Criada há mais de 5 décadas com apoio decisivo de Delfim Netto e sua equipe, a Embrapa é reconhecida no mundo todo pela sua produção científica

A empresa foi fundada em 26 de abril de 1973 para levar à frente o impulso no desenvolvimento de uma cultura agrícola nacional com geração de conhecimento e soluções tecnológicas para melhorar a qualidade da produção. A Embrapa surgiu da percepção de que era preciso não só diversificar a pauta de exportação agrícola, mas preparar o solo, adaptar as plantas para o clima tropical, formar o produtor rural e garantir o alimento na mesa da população, contribuindo de maneira direta e fundamental na potencialização do setor agrícola brasileiro, no fortalecimento da nossa balança comercial e geração de empregos qualificados no meio rural. 

A mítica Embrapa, historicamente, responde às demandas de inovações na agricultura por meio de pesquisas, transferência de biotecnologia aos produtores e implementação de políticas públicas no campo. É uma geração de conhecimento permanente, e inclui um extenso portfólio de estudos e trabalhos voltados aos agricultores familiares, destacando-se o projeto de Inovação Social na Agropecuária e de Sistemas de Produção de Base Ecológica. A proposta é buscar soluções para problemas sociais, ambientais e desenvolvimento territorial, e ainda trabalhar na ampliação da sustentabilidade econômica e ecológica da agricultura, por meio do uso racional dos recursos naturais e socioeconômicos disponíveis. 

Em relação à segurança alimentar, destaca-se a responsabilidade da Embrapa pelo Programa Nacional de Alimentação Escolar (PNAE), um dos principais instrumentos de compras públicas, com um volume de demanda com mais de 45 milhões de refeições/dia que garantem a comercialização e o escoamento dos produtos da agricultura familiar. A Embrapa atua com o objetivo de criar formas de produção de alimentos com menor impacto ambiental e menor emissão de gases de efeito estufa, bem como tem voltado suas pesquisas mais recentes para mecanismos que consigam aumentar a eficácia da chamada intensificação agrícola, com a produção de mais alimentos numa mesma área, focando no crescimento da bioeconomia. 

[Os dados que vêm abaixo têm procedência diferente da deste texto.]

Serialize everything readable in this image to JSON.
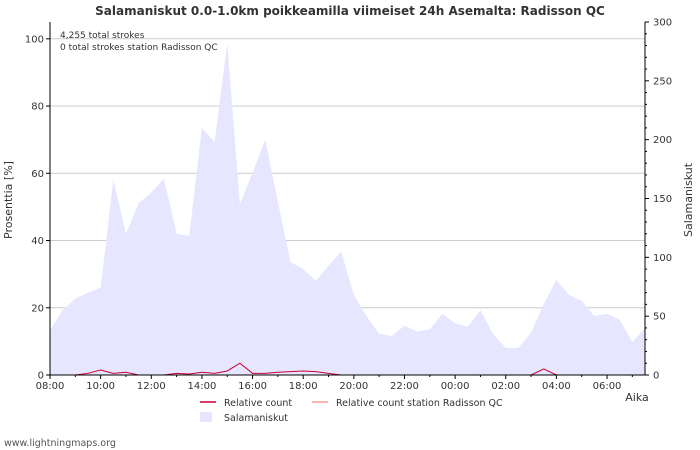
{
  "chart_data": {
    "type": "area",
    "title": "Salamaniskut 0.0-1.0km poikkeamilla viimeiset 24h Asemalta: Radisson QC",
    "xlabel": "Aika",
    "ylabel_left": "Prosenttia   [%]",
    "ylabel_right": "Salamaniskut",
    "ylim_left": [
      0,
      105
    ],
    "ylim_right": [
      0,
      300
    ],
    "yticks_left": [
      0,
      20,
      40,
      60,
      80,
      100
    ],
    "yticks_right": [
      0,
      50,
      100,
      150,
      200,
      250,
      300
    ],
    "x_range_hours": [
      0,
      23.5
    ],
    "x_tick_labels": [
      "08:00",
      "10:00",
      "12:00",
      "14:00",
      "16:00",
      "18:00",
      "20:00",
      "22:00",
      "00:00",
      "02:00",
      "04:00",
      "06:00"
    ],
    "annotations": [
      "4,255 total strokes",
      "0 total strokes station Radisson QC"
    ],
    "series": [
      {
        "name": "Salamaniskut",
        "axis": "right",
        "style": "area",
        "color": "#e6e6ff",
        "x_hours": [
          0,
          0.5,
          1,
          1.5,
          2,
          2.5,
          3,
          3.5,
          4,
          4.5,
          5,
          5.5,
          6,
          6.5,
          7,
          7.5,
          8,
          8.5,
          9,
          9.5,
          10,
          10.5,
          11,
          11.5,
          12,
          12.5,
          13,
          13.5,
          14,
          14.5,
          15,
          15.5,
          16,
          16.5,
          17,
          17.5,
          18,
          18.5,
          19,
          19.5,
          20,
          20.5,
          21,
          21.5,
          22,
          22.5,
          23,
          23.5
        ],
        "values": [
          38,
          55,
          65,
          70,
          74,
          166,
          120,
          146,
          155,
          167,
          120,
          118,
          210,
          198,
          282,
          145,
          172,
          200,
          147,
          96,
          90,
          80,
          93,
          105,
          68,
          50,
          35,
          33,
          42,
          37,
          39,
          52,
          44,
          41,
          55,
          35,
          23,
          23,
          36,
          60,
          81,
          68,
          63,
          50,
          52,
          47,
          28,
          40
        ]
      },
      {
        "name": "Relative count",
        "axis": "left",
        "style": "line",
        "color": "#cc0033",
        "x_hours": [
          0,
          0.5,
          1,
          1.5,
          2,
          2.5,
          3,
          3.5,
          4,
          4.5,
          5,
          5.5,
          6,
          6.5,
          7,
          7.5,
          8,
          8.5,
          9,
          9.5,
          10,
          10.5,
          11,
          11.5,
          12,
          12.5,
          13,
          13.5,
          14,
          14.5,
          15,
          15.5,
          16,
          16.5,
          17,
          17.5,
          18,
          18.5,
          19,
          19.5,
          20,
          20.5,
          21,
          21.5,
          22,
          22.5,
          23,
          23.5
        ],
        "values": [
          0,
          0,
          0,
          0.5,
          1.5,
          0.5,
          0.8,
          0,
          0,
          0,
          0.5,
          0.3,
          0.8,
          0.5,
          1.2,
          3.5,
          0.5,
          0.5,
          0.8,
          1,
          1.2,
          1,
          0.5,
          0,
          0,
          0,
          0,
          0,
          0,
          0,
          0,
          0,
          0,
          0,
          0,
          0,
          0,
          0,
          0,
          1.8,
          0,
          0,
          0,
          0,
          0,
          0,
          0,
          0
        ]
      },
      {
        "name": "Relative count station Radisson QC",
        "axis": "left",
        "style": "line",
        "color": "#ff9999",
        "x_hours": [
          0,
          23.5
        ],
        "values": [
          0,
          0
        ]
      }
    ],
    "legend": {
      "placement": "bottom",
      "entries": [
        "Relative count",
        "Relative count station Radisson QC",
        "Salamaniskut"
      ]
    }
  },
  "footer": {
    "source": "www.lightningmaps.org"
  }
}
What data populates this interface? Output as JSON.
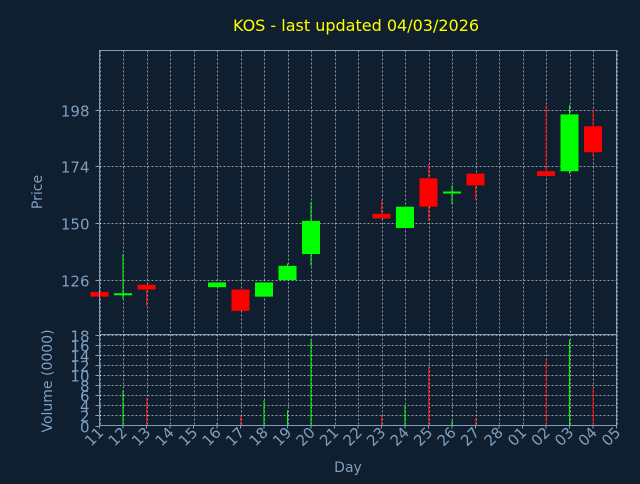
{
  "chart_data": {
    "type": "candlestick",
    "title": "KOS - last updated 04/03/2026",
    "xlabel": "Day",
    "x_tick_labels": [
      "11",
      "12",
      "13",
      "14",
      "15",
      "16",
      "17",
      "18",
      "19",
      "20",
      "21",
      "22",
      "23",
      "24",
      "25",
      "26",
      "27",
      "28",
      "01",
      "02",
      "03",
      "04",
      "05"
    ],
    "price_panel": {
      "ylabel": "Price",
      "y_ticks": [
        126,
        150,
        174,
        198
      ],
      "ylim": [
        103,
        223
      ],
      "grid": true
    },
    "volume_panel": {
      "ylabel": "Volume (0000)",
      "y_ticks": [
        0,
        2,
        4,
        6,
        8,
        10,
        12,
        14,
        16,
        18
      ],
      "ylim": [
        0,
        18
      ],
      "grid": true
    },
    "colors": {
      "background": "#0f1f2f",
      "up": "#00ff00",
      "down": "#ff0000",
      "axis_text": "#7f9fbf",
      "title": "#ffff00",
      "grid": "#ffffff"
    },
    "candles": [
      {
        "day": "11",
        "open": 121,
        "high": 121,
        "low": 119,
        "close": 119,
        "volume": 0
      },
      {
        "day": "12",
        "open": 120,
        "high": 137,
        "low": 118,
        "close": 120,
        "volume": 7
      },
      {
        "day": "13",
        "open": 124,
        "high": 124,
        "low": 115,
        "close": 122,
        "volume": 5.5
      },
      {
        "day": "16",
        "open": 123,
        "high": 125,
        "low": 123,
        "close": 125,
        "volume": 0.5
      },
      {
        "day": "17",
        "open": 122,
        "high": 122,
        "low": 113,
        "close": 113,
        "volume": 2
      },
      {
        "day": "18",
        "open": 119,
        "high": 125,
        "low": 119,
        "close": 125,
        "volume": 5
      },
      {
        "day": "19",
        "open": 126,
        "high": 133,
        "low": 126,
        "close": 132,
        "volume": 3
      },
      {
        "day": "20",
        "open": 137,
        "high": 159,
        "low": 132,
        "close": 151,
        "volume": 17
      },
      {
        "day": "23",
        "open": 154,
        "high": 160,
        "low": 152,
        "close": 152,
        "volume": 2
      },
      {
        "day": "24",
        "open": 148,
        "high": 157,
        "low": 148,
        "close": 157,
        "volume": 4
      },
      {
        "day": "25",
        "open": 169,
        "high": 175,
        "low": 151,
        "close": 157,
        "volume": 11.5
      },
      {
        "day": "26",
        "open": 163,
        "high": 166,
        "low": 158,
        "close": 163,
        "volume": 1
      },
      {
        "day": "27",
        "open": 171,
        "high": 171,
        "low": 160,
        "close": 166,
        "volume": 1.5
      },
      {
        "day": "02",
        "open": 172,
        "high": 200,
        "low": 170,
        "close": 170,
        "volume": 13
      },
      {
        "day": "03",
        "open": 172,
        "high": 200,
        "low": 171,
        "close": 196,
        "volume": 17
      },
      {
        "day": "04",
        "open": 191,
        "high": 198,
        "low": 178,
        "close": 180,
        "volume": 7.5
      }
    ]
  }
}
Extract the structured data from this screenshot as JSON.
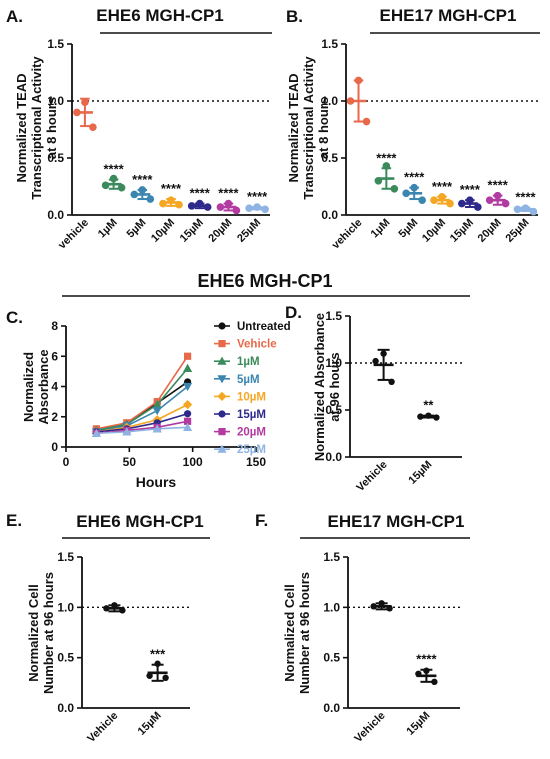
{
  "figure": {
    "section_title": "EHE6 MGH-CP1"
  },
  "chart_data": [
    {
      "panel_id": "A",
      "panel_letter": "A.",
      "type": "scatter",
      "title": "EHE6 MGH-CP1",
      "ylabel": [
        "Normalized TEAD",
        "Transcriptional Activity",
        "at 8 hours"
      ],
      "xlabel": "",
      "ylim": [
        0,
        1.5
      ],
      "yticks": [
        "0.0",
        "0.5",
        "1.0",
        "1.5"
      ],
      "categories": [
        "vehicle",
        "1µM",
        "5µM",
        "10µM",
        "15µM",
        "20µM",
        "25µM"
      ],
      "colors": [
        "#e8684a",
        "#3a8a5b",
        "#3a86b0",
        "#f5a623",
        "#2e2a8c",
        "#b23aa0",
        "#8fb4e3"
      ],
      "points": [
        [
          0.99,
          0.9,
          0.77
        ],
        [
          0.32,
          0.26,
          0.24
        ],
        [
          0.22,
          0.18,
          0.14
        ],
        [
          0.13,
          0.1,
          0.09
        ],
        [
          0.1,
          0.08,
          0.07
        ],
        [
          0.1,
          0.07,
          0.04
        ],
        [
          0.07,
          0.06,
          0.05
        ]
      ],
      "mean": [
        0.9,
        0.27,
        0.18,
        0.11,
        0.08,
        0.07,
        0.06
      ],
      "err": [
        0.12,
        0.04,
        0.04,
        0.03,
        0.02,
        0.03,
        0.01
      ],
      "sig": [
        "",
        "****",
        "****",
        "****",
        "****",
        "****",
        "****"
      ],
      "reference_line": 1.0
    },
    {
      "panel_id": "B",
      "panel_letter": "B.",
      "type": "scatter",
      "title": "EHE17 MGH-CP1",
      "ylabel": [
        "Normalized TEAD",
        "Transcriptional Activity",
        "at 8 hours"
      ],
      "xlabel": "",
      "ylim": [
        0,
        1.5
      ],
      "yticks": [
        "0.0",
        "0.5",
        "1.0",
        "1.5"
      ],
      "categories": [
        "vehicle",
        "1µM",
        "5µM",
        "10µM",
        "15µM",
        "20µM",
        "25µM"
      ],
      "colors": [
        "#e8684a",
        "#3a8a5b",
        "#3a86b0",
        "#f5a623",
        "#2e2a8c",
        "#b23aa0",
        "#8fb4e3"
      ],
      "points": [
        [
          1.18,
          1.0,
          0.82
        ],
        [
          0.43,
          0.3,
          0.23
        ],
        [
          0.24,
          0.19,
          0.13
        ],
        [
          0.16,
          0.13,
          0.1
        ],
        [
          0.13,
          0.1,
          0.07
        ],
        [
          0.17,
          0.13,
          0.1
        ],
        [
          0.06,
          0.05,
          0.03
        ]
      ],
      "mean": [
        1.0,
        0.32,
        0.19,
        0.13,
        0.1,
        0.13,
        0.05
      ],
      "err": [
        0.18,
        0.09,
        0.05,
        0.03,
        0.03,
        0.04,
        0.015
      ],
      "sig": [
        "",
        "****",
        "****",
        "****",
        "****",
        "****",
        "****"
      ],
      "reference_line": 1.0
    },
    {
      "panel_id": "C",
      "panel_letter": "C.",
      "type": "line",
      "title": "",
      "ylabel": [
        "Normalized",
        "Absorbance"
      ],
      "xlabel": "Hours",
      "xlim": [
        0,
        150
      ],
      "ylim": [
        0,
        8
      ],
      "xticks": [
        "0",
        "50",
        "100",
        "150"
      ],
      "yticks": [
        "0",
        "2",
        "4",
        "6",
        "8"
      ],
      "x": [
        24,
        48,
        72,
        96
      ],
      "series": [
        {
          "name": "Untreated",
          "color": "#111111",
          "marker": "circle",
          "values": [
            1.1,
            1.5,
            2.9,
            4.3
          ]
        },
        {
          "name": "Vehicle",
          "color": "#e8684a",
          "marker": "square",
          "values": [
            1.2,
            1.6,
            3.0,
            6.0
          ]
        },
        {
          "name": "1µM",
          "color": "#3a8a5b",
          "marker": "triangle-up",
          "values": [
            1.1,
            1.5,
            2.8,
            5.2
          ]
        },
        {
          "name": "5µM",
          "color": "#3a86b0",
          "marker": "triangle-down",
          "values": [
            1.0,
            1.4,
            2.4,
            4.0
          ]
        },
        {
          "name": "10µM",
          "color": "#f5a623",
          "marker": "diamond",
          "values": [
            1.0,
            1.3,
            1.8,
            2.8
          ]
        },
        {
          "name": "15µM",
          "color": "#2e2a8c",
          "marker": "circle",
          "values": [
            1.0,
            1.2,
            1.6,
            2.2
          ]
        },
        {
          "name": "20µM",
          "color": "#b23aa0",
          "marker": "square",
          "values": [
            0.9,
            1.1,
            1.3,
            1.7
          ]
        },
        {
          "name": "25µM",
          "color": "#8fb4e3",
          "marker": "triangle-up",
          "values": [
            0.9,
            1.0,
            1.2,
            1.3
          ]
        }
      ],
      "legend_position": "right"
    },
    {
      "panel_id": "D",
      "panel_letter": "D.",
      "type": "scatter",
      "title": "",
      "ylabel": [
        "Normalized Absorbance",
        "at 96 hours"
      ],
      "xlabel": "",
      "ylim": [
        0,
        1.5
      ],
      "yticks": [
        "0.0",
        "0.5",
        "1.0",
        "1.5"
      ],
      "categories": [
        "Vehicle",
        "15µM"
      ],
      "colors": [
        "#111111",
        "#111111"
      ],
      "points": [
        [
          1.1,
          1.02,
          0.8
        ],
        [
          0.44,
          0.43,
          0.42
        ]
      ],
      "mean": [
        0.98,
        0.43
      ],
      "err": [
        0.16,
        0.01
      ],
      "sig": [
        "",
        "**"
      ],
      "reference_line": 1.0
    },
    {
      "panel_id": "E",
      "panel_letter": "E.",
      "type": "scatter",
      "title": "EHE6 MGH-CP1",
      "ylabel": [
        "Normalized Cell",
        "Number at 96 hours"
      ],
      "xlabel": "",
      "ylim": [
        0,
        1.5
      ],
      "yticks": [
        "0.0",
        "0.5",
        "1.0",
        "1.5"
      ],
      "categories": [
        "Vehicle",
        "15µM"
      ],
      "colors": [
        "#111111",
        "#111111"
      ],
      "points": [
        [
          1.02,
          0.99,
          0.97
        ],
        [
          0.44,
          0.32,
          0.3
        ]
      ],
      "mean": [
        0.99,
        0.35
      ],
      "err": [
        0.03,
        0.08
      ],
      "sig": [
        "",
        "***"
      ],
      "reference_line": 1.0
    },
    {
      "panel_id": "F",
      "panel_letter": "F.",
      "type": "scatter",
      "title": "EHE17 MGH-CP1",
      "ylabel": [
        "Normalized Cell",
        "Number at 96 hours"
      ],
      "xlabel": "",
      "ylim": [
        0,
        1.5
      ],
      "yticks": [
        "0.0",
        "0.5",
        "1.0",
        "1.5"
      ],
      "categories": [
        "Vehicle",
        "15µM"
      ],
      "colors": [
        "#111111",
        "#111111"
      ],
      "points": [
        [
          1.04,
          1.01,
          0.99
        ],
        [
          0.37,
          0.34,
          0.26
        ]
      ],
      "mean": [
        1.01,
        0.32
      ],
      "err": [
        0.03,
        0.06
      ],
      "sig": [
        "",
        "****"
      ],
      "reference_line": 1.0
    }
  ]
}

Delfim Netto, ainda em vida, em 2021, doou o seu acervo particular de 250 mil livros à biblioteca da Universidade de São Paulo, a USP, onde se formou e depois viria a ser o primeiro ex-aluno e virar professor catedrático da renomada instituição. Consta que entre os livros doados, a maioria dos títulos de economia, além de documentos de história, geografia, filosofia, ciência política e matemática, constam a primeira edição da obra de John Keynes “A Teoria Geral do Emprego, do Juro e da Moeda”, de 1936, e a primeira edição de “A riqueza das nações”, de Adam Smith, de 1776. O que mostra a dimensão de sua erudição e profundidade no conhecimento da ciência econômica. Na ocasião, Delfim já preparava sua mensagem de despedida, ao afirmar: “eu estou ficando velho, e a USP vai continuar”. Incontestavelmente, Delfim Netto deixou sua contribuição para a agricultura nacional, e ela vai continuar pujante.